Distribution of $$X$$ density function $$\mathbb{E}[X]$$ $$\mathbb{V}[X]$$ parameter bounds
Binomial$$(K, p)$$ $${K \choose x}p^x(1-p)^{K-x}$$ $$Kp$$ $$Kp(1 - p)$$ $$0 \leq p \leq 1$$
1. Assume the random variable $$X$$ follows the Normal distribution, $$X \sim \text{N}(\mu, \sigma^2)$$, with $$\mathbb{E}[X] = \mu$$ and $$\mathbb{V}[X] = \sigma^2$$.

1. Choose a value of the mean $$\mu$$ and standard deviation $$\sigma$$, and store them as variables. If you want to use the English language equivalents, use the variable names mu and sigma.

2. Using seq() to generate a sequence of 501 values from mu - 4 * sigma to mu + 4 * sigma named x. The argument length.out allows you specify how long you want the vector x to be.

3. Put x into a dataframe, along with a column of the evaluation of the Normal distribution’s density function, dnorm(x, mean = mu, sd = sigma).

4. Make a plot of your Normal distribution’s density function using geom_line().

5. Randomly generate N = 1001 observations from your Normal distribution, using rnorm(...).

6. Estimate the following probabilities using your vector of observations,
1. $$\mathbb{P}[$$ mu - sigma $$< X <$$ mu + sigma $$]$$.
2. $$\mathbb{P}[$$ mu - 2*sigma $$< X <$$ mu + 2*sigma $$]$$.
3. $$\mathbb{P}[$$ mu - 3*sigma $$< X <$$ mu + 3*sigma$$]$$.
2. Choose parameters $$K, p$$ for a Binomial distribution to generate random data from.

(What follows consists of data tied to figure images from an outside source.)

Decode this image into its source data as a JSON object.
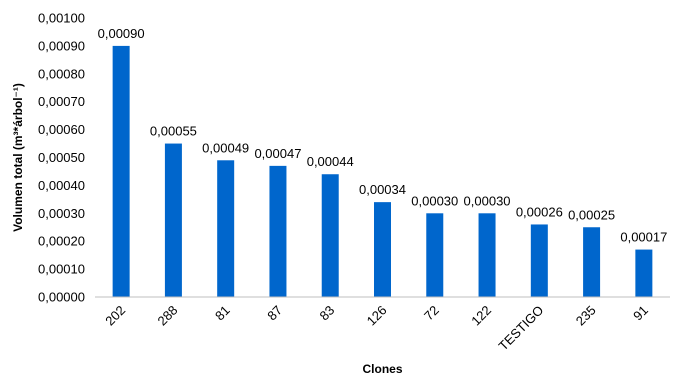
{
  "chart_data": {
    "type": "bar",
    "categories": [
      "202",
      "288",
      "81",
      "87",
      "83",
      "126",
      "72",
      "122",
      "TESTIGO",
      "235",
      "91"
    ],
    "values": [
      0.0009,
      0.00055,
      0.00049,
      0.00047,
      0.00044,
      0.00034,
      0.0003,
      0.0003,
      0.00026,
      0.00025,
      0.00017
    ],
    "data_labels": [
      "0,00090",
      "0,00055",
      "0,00049",
      "0,00047",
      "0,00044",
      "0,00034",
      "0,00030",
      "0,00030",
      "0,00026",
      "0,00025",
      "0,00017"
    ],
    "ylim": [
      0,
      0.001
    ],
    "yticks": [
      0,
      0.0001,
      0.0002,
      0.0003,
      0.0004,
      0.0005,
      0.0006,
      0.0007,
      0.0008,
      0.0009,
      0.001
    ],
    "ytick_labels": [
      "0,00000",
      "0,00010",
      "0,00020",
      "0,00030",
      "0,00040",
      "0,00050",
      "0,00060",
      "0,00070",
      "0,00080",
      "0,00090",
      "0,00100"
    ],
    "xlabel": "Clones",
    "ylabel": "Volumen total (m³*árbol⁻¹)",
    "grid": false,
    "legend": "none",
    "bar_color": "#0066CC"
  }
}
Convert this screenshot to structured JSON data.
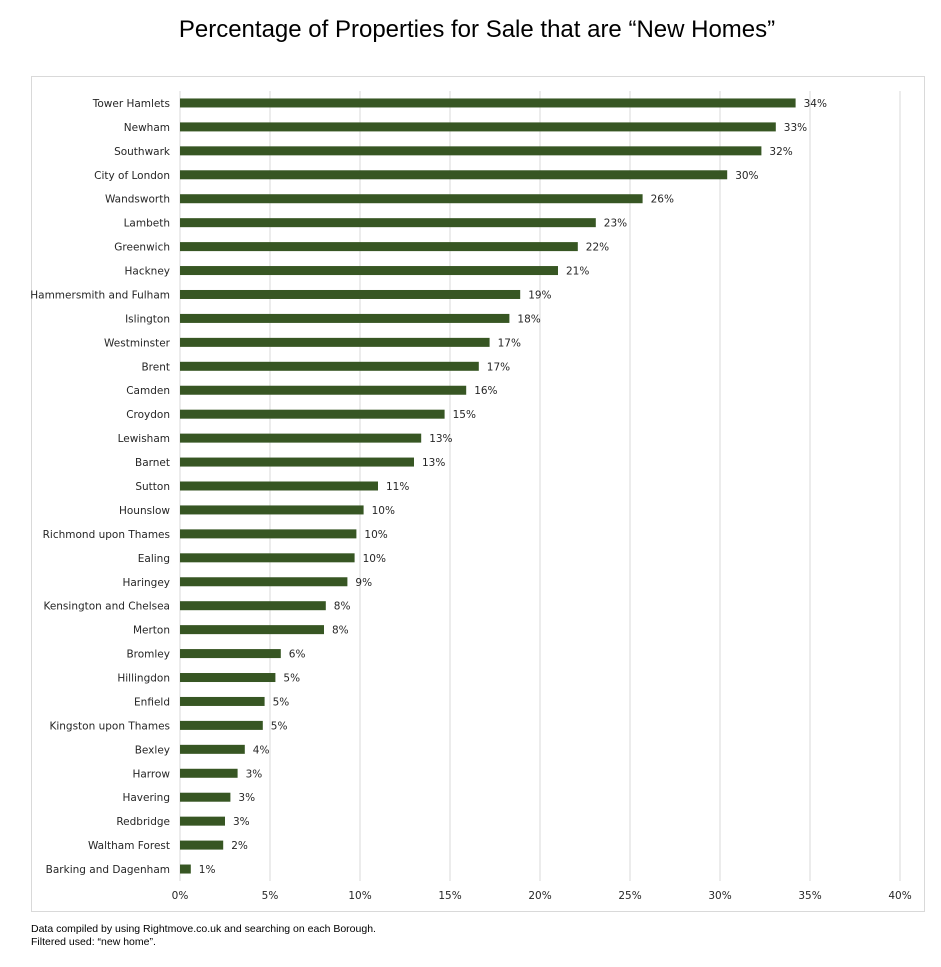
{
  "chart_data": {
    "type": "bar",
    "orientation": "horizontal",
    "title": "Percentage of Properties for Sale that are “New Homes”",
    "xlabel": "",
    "ylabel": "",
    "categories": [
      "Tower Hamlets",
      "Newham",
      "Southwark",
      "City of London",
      "Wandsworth",
      "Lambeth",
      "Greenwich",
      "Hackney",
      "Hammersmith and Fulham",
      "Islington",
      "Westminster",
      "Brent",
      "Camden",
      "Croydon",
      "Lewisham",
      "Barnet",
      "Sutton",
      "Hounslow",
      "Richmond upon Thames",
      "Ealing",
      "Haringey",
      "Kensington and Chelsea",
      "Merton",
      "Bromley",
      "Hillingdon",
      "Enfield",
      "Kingston upon Thames",
      "Bexley",
      "Harrow",
      "Havering",
      "Redbridge",
      "Waltham Forest",
      "Barking and Dagenham"
    ],
    "values": [
      34.2,
      33.1,
      32.3,
      30.4,
      25.7,
      23.1,
      22.1,
      21.0,
      18.9,
      18.3,
      17.2,
      16.6,
      15.9,
      14.7,
      13.4,
      13.0,
      11.0,
      10.2,
      9.8,
      9.7,
      9.3,
      8.1,
      8.0,
      5.6,
      5.3,
      4.7,
      4.6,
      3.6,
      3.2,
      2.8,
      2.5,
      2.4,
      0.6
    ],
    "value_labels": [
      "34%",
      "33%",
      "32%",
      "30%",
      "26%",
      "23%",
      "22%",
      "21%",
      "19%",
      "18%",
      "17%",
      "17%",
      "16%",
      "15%",
      "13%",
      "13%",
      "11%",
      "10%",
      "10%",
      "10%",
      "9%",
      "8%",
      "8%",
      "6%",
      "5%",
      "5%",
      "5%",
      "4%",
      "3%",
      "3%",
      "3%",
      "2%",
      "1%"
    ],
    "xlim": [
      0,
      40
    ],
    "x_ticks": [
      0,
      5,
      10,
      15,
      20,
      25,
      30,
      35,
      40
    ],
    "x_tick_labels": [
      "0%",
      "5%",
      "10%",
      "15%",
      "20%",
      "25%",
      "30%",
      "35%",
      "40%"
    ],
    "grid": "vertical",
    "legend": "none",
    "bar_color": "#375623"
  },
  "footnote": {
    "line1": "Data compiled by using Rightmove.co.uk and searching on each Borough.",
    "line2": "Filtered used: “new home”."
  }
}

Let’s call this distribution $$F$$.

1. Generate N = 100 observations from $$F$$ and store them in a variable named x.

2. Calculate and store the sample mean of x, call it Ehat.

3. Wrap parts a., and b. in a for loop of length R = 1000. Don’t forget to pre-allcoate as necessary.

4. Put your collection of R sample means into a dataframe.

5. Make a density plot of your R sample means.

6. Use var() to calculate the sample variance of your R sample means, call it Vhat_Ehat.

7. Estimate the following probabilities using your vector of R sample means. I’m using the symbol $$K\hat{p}$$ to represent as a random variable (recall estimates are now random variables) your vector of sample means.

1. $$\mathbb{P}[$$ K*p - sqrt(Vhat_Ehat) $$< K\hat{p} <$$ K*p + sqrt(Vhat_Ehat) $$]$$.
2. $$\mathbb{P}[$$ K*p - 2*sqrt(Vhat_Ehat) $$< K\hat{p} <$$ K*p + 2*sqrt(Vhat_Ehat) $$]$$.
3. $$\mathbb{P}[$$ K*p - 3*sqrt(Vhat_Ehat) $$< K\hat{p} <$$ K*p + 3*sqrt(Vhat_Ehat) $$]$$.
8. Your answers from h. should be close to the calculations in 1.f.. Compare the numbers and decide how far off they are. Try increasing or decreasing R to see how close these probabilities are to the ones above.